Emiline Smith also brought a new perspective to the discussions in her session ‘The Ethics of Research and Repatriation: Working with Local Communities to Protect Cultural Objects”. Smith carefully explained how problematic taking pictures of cultural objects could be for many communities. What some may see as an object that needs to be exhibited in a museum and behind a glass for protection, can be a deity that needs to be taken care of, fed, and worshipped in contact with the local community. As Smith points out, the demands for Asian gods in museums are an act of violence. As fuzzy as the idea of cultural object might be, it is crucial to keep in mind that for many, a certain object is not solely an object, but an entity closely related to a community’s identity. Therefore, taking pictures of these deities can be very offensive. Another discussion brought up by Smith is regarding restitution: why do the communities have to prove that their objects belonged to them? The burden of proof should be on the collectors, not on the victims. Lastly, Smith also pointed out how much access, agency, and ownership have different agendas, stakeholders, and contexts, meaning that while some communities may demand their cultural objects back, others might prefer financial compensation or even a formal acknowledgement from museums.
Julia Rickmeyer and Lea Grüter started their session and workshop by explaining the need for provenance research in Nazi-looted art and the need for restituting for historical justice. Provenance research has an internal phase of researching the object and the documentation that came with it and an external phase of looking for literature and images, databases and lists, and checking out red-flagged names of known collectors whose objects provenance might be dubious. However, as Grüter and Rickmeyer highlighted, there is no certain way or technique to conduct provenance research; these are just some of the steps that might be helpful. After this discussion, Grüter and Rickmeyer offered a practical experience of provenance research to the summer school participants and discussed their results and methods.

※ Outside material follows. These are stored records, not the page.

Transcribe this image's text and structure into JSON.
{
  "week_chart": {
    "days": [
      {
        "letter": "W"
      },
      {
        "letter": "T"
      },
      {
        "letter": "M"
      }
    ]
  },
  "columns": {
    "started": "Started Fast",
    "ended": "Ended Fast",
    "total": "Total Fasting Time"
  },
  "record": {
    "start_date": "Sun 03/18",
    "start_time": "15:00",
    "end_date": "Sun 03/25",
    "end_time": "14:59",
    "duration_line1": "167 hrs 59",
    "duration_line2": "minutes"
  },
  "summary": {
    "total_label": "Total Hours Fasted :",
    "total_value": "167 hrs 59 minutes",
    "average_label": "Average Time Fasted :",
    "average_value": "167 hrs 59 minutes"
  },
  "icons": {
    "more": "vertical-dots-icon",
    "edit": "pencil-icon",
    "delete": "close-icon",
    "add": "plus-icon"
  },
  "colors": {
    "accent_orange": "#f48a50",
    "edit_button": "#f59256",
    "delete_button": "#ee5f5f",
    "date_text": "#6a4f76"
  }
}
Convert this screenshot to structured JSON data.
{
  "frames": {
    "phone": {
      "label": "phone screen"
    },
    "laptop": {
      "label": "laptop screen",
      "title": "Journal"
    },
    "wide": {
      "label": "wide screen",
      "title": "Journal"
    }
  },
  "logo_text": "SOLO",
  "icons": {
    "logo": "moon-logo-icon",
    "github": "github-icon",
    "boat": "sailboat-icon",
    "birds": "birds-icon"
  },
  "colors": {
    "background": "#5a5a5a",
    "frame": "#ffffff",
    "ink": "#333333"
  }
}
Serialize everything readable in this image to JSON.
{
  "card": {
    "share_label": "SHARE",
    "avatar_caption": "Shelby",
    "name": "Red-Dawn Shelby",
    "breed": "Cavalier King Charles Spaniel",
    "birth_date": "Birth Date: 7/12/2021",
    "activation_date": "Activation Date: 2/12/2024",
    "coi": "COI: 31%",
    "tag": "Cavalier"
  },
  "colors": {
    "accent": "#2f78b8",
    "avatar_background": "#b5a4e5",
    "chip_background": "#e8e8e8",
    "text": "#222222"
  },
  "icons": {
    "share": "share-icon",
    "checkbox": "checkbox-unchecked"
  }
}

Will Korner followed the discussion in his session about “Provenance Research in Practice: Research and Results in the Antiquities Trade” by defending open databases and research tools for researchers, law enforcement and the general public. According to Korner, it is by having access to tools and databases that awareness rises and pressure is built onto conducting thorough provenance research. Additionally, Korner emphasized the need for cooperation to make research and restitutions possible.
The summer school participants also had the amazing opportunity of hearing Donna Yates’ recent research about antiquities trafficking. Yates started her session by explaining that the idea of research provenance is an excellent start, but that the current approach focuses too much on objects, while there are other networks that could and should be examined. Yates discussed the idea of considering a different flow, such as the money flow in illicit trafficking. For Yates, this doesn’t mean ignoring the objects but looking at other networks behind them. The flow of money, for example, brings other actors into the equation of illicit trafficking, something that traditional provenance research does not do. For Yates, this is provenance research, even if the object is eventually out of the picture.
Taking all sessions into account, participants of the summer school on Contested Heritage and the Role of Provenance Research had the unique opportunity of getting an insight into different mindsets, perspectives, and in-depth discussions that opened new perspectives on how to think about heritage critically.